- Faith and Fear in Flushing - https://www.faithandfearinflushing.com -

A-Void A-Rod

There have been some pretty convincing articles on the breathless subject of A-Rod and the Mets of late, even if they contradict each other. The ever-popular Tim Marchman came out against [1] on Wednesday; the ubiquitous and solid Howard Megdal weighed in for [2] on Thursday. They both made compelling points. There has also been a Harper's share of immensely inane [3] takes on the subject, ones that swear you easily distracted lemminglike Mets fans must have Alex Rodriguez right now if you know what's good for you.

I'd prefer to A-Void A-Rod. I don't mean not sign him, but not write about him. What am I going to tell you that you haven't already considered for yourself? That he hits really well? That he plays two positions that we have well covered into the next decade? That's he's going to be six-star hotel expensive? That he's kinda creepy? That he's one of the all-time offensive machines? That he's Alex Rodriguez and all that implies?

We don't need A-Rod, but we could always use a bat like his. If he could catch, I'd say give him the new stadium, the rotunda and every darn brick on the Fanwalk [4]. But he's a shortstop/third baseman and I do believe we're set there. His presence might have accounted for those couple extra wins we required last season, but there's no guarantee (though John Harper would have you believe otherwise) that he would lift us over the top on an annual, dynastic basis. One man, even if he's one of the greatest of the greats, is still one man, especially if he can't pitch into the eighth inning. Plus, given the franchise's general well-being — collapse notwithstanding — we don't need a map-putter-onner for 2008. Call off the cartographers; we're on the map. We're not all waiting for ownership to trade for George Foster [5] or the GM to lead us out of the woods by way of Pedro Martinez. We're more secure than that. If local columnists are worried we don't get enough back pages, they should talk to their editors.

Then there's the money. While I don't doubt books get cooked to a crisp in baseball, I nevertheless prefer my team not commit hundreds of millions of dollars to a single player who a) is guaranteed only to get older at this stage of his career and b) has shown a predilection for wanting out of every situation he's been in. It's not our money except when our club demurs on bidding for the next pitcher or player it really needs…and digging deep for tickets and concessions at Citi Field figures to be an onerous enough task as is.

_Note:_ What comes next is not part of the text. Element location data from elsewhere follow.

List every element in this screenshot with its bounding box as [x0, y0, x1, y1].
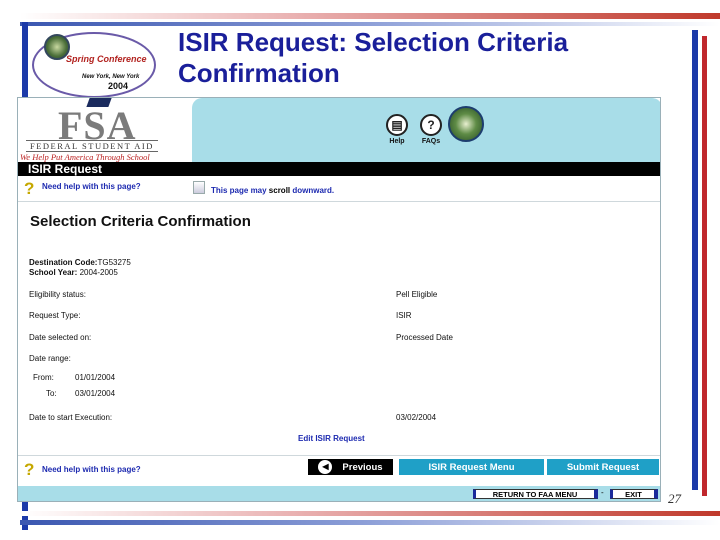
help-question-icon: ? [24, 179, 35, 198]
footer-separator: - [601, 488, 604, 497]
question-icon: ? [420, 114, 442, 136]
execution-label: Date to start Execution: [29, 413, 113, 422]
request-type-value: ISIR [396, 311, 412, 320]
date-range-label: Date range: [29, 354, 71, 363]
fsa-header: FSA FEDERAL STUDENT AID We Help Put Amer… [18, 98, 660, 162]
fsa-federal-text: FEDERAL STUDENT AID [26, 140, 158, 152]
fsa-screenshot: FSA FEDERAL STUDENT AID We Help Put Amer… [17, 97, 661, 502]
submit-request-button[interactable]: Submit Request [547, 459, 659, 475]
slide-title: ISIR Request: Selection Criteria Confirm… [178, 27, 569, 88]
fsa-logo[interactable]: FSA FEDERAL STUDENT AID We Help Put Amer… [18, 98, 190, 162]
arrow-left-icon: ◀ [318, 460, 333, 474]
fsa-tagline: We Help Put America Through School [20, 152, 150, 162]
school-year-value: 2004-2005 [79, 268, 118, 277]
scroll-note-bold: scroll [268, 186, 291, 195]
previous-button[interactable]: ◀ Previous [308, 459, 393, 475]
school-year: School Year: 2004-2005 [29, 268, 118, 277]
page-heading-bar: ISIR Request [18, 162, 660, 176]
help-tool[interactable]: ▤ Help [380, 114, 414, 145]
book-icon: ▤ [386, 114, 408, 136]
faqs-tool[interactable]: ? FAQs [414, 114, 448, 145]
exit-button[interactable]: EXIT [610, 489, 658, 499]
page-heading: ISIR Request [28, 162, 103, 176]
destination-code: Destination Code:TG53275 [29, 258, 131, 267]
to-value: 03/01/2004 [75, 389, 116, 398]
right-red-stripe [702, 36, 707, 496]
school-year-label: School Year: [29, 268, 78, 277]
previous-button-label: Previous [342, 461, 383, 473]
destination-value: TG53275 [97, 258, 131, 267]
conference-title: Spring Conference [66, 54, 147, 64]
top-red-stripe [20, 13, 720, 19]
conference-year: 2004 [108, 81, 129, 91]
education-seal-icon [448, 106, 484, 142]
top-blue-stripe [20, 22, 720, 26]
bottom-red-stripe [20, 511, 720, 516]
execution-value: 03/02/2004 [396, 413, 437, 422]
section-title: Selection Criteria Confirmation [30, 213, 251, 230]
request-type-label: Request Type: [29, 311, 81, 320]
help-question-icon-bottom: ? [24, 460, 35, 479]
from-value: 01/01/2004 [75, 373, 116, 382]
from-label: From: [33, 373, 54, 382]
return-to-faa-menu-button[interactable]: RETURN TO FAA MENU [473, 489, 598, 499]
scroll-icon [193, 181, 205, 194]
help-tool-label: Help [389, 138, 405, 145]
edit-isir-request-link[interactable]: Edit ISIR Request [298, 434, 365, 443]
scroll-note: This page may scroll downward. [211, 186, 334, 195]
help-link-bottom[interactable]: Need help with this page? [42, 465, 141, 474]
conference-city: New York, New York [82, 74, 140, 80]
destination-label: Destination Code: [29, 258, 98, 267]
eligibility-label: Eligibility status: [29, 290, 86, 299]
faqs-tool-label: FAQs [421, 138, 441, 145]
isir-request-menu-button[interactable]: ISIR Request Menu [399, 459, 544, 475]
right-blue-stripe [692, 30, 698, 490]
date-selected-value: Processed Date [396, 333, 453, 342]
page-number: 27 [668, 491, 681, 506]
header-banner: ▤ Help ? FAQs [192, 98, 660, 162]
bottom-divider [18, 455, 660, 456]
scroll-note-pre: This page may [211, 186, 269, 195]
eligibility-value: Pell Eligible [396, 290, 438, 299]
conference-logo: Spring Conference New York, New York 200… [30, 30, 160, 102]
help-link-top[interactable]: Need help with this page? [42, 182, 141, 191]
date-selected-label: Date selected on: [29, 333, 92, 342]
to-label: To: [46, 389, 57, 398]
scroll-note-post: downward. [290, 186, 335, 195]
bottom-blue-stripe [20, 520, 720, 525]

Let's get A-Rod at this time seven years ago. Or let's be a little worse in 1992 so we can draft him No. 1 overall in 1993* as the Mariners did. The A-Rod we've intermittently watched out our side windows since 2004? The one who waltzed into an allegedly ideal landing spot yet leaves it richer but no better off? Give him fill-in-the-blank million over too many years? So somebody who deserves better can play out of position? While the best-compensated team-sport athlete in the history of civilization inevitably presses too hard to live up to his deal, elicits boos instead of buzz and scans his contract for another brilliantly crafted opt-out clause?

This is a twist on “if you have to ask, you can't afford it.” This is “if you have to think about it, do you really want to think about it?” Alex Rodriguez practically produces by himself in a year what the Met lineups of my youth produced en masse. That should be all a fan needs to know: We can get the best hitter in the game? DO IT! But there is too much to think about it and too much to pay if you have to think that hard.

*Actually, it occurs to me that the A.L. and N.L. switch off in drafting first, with the odd years belonging to the American League's worst team from the season before, so no, we could not have drafted Alex Rodriguez in 1993 no matter how bad we might have been in 1992. Then again, we didn't have to use the eighth pick in the nation in 1993 to select Kirk Presley, did we?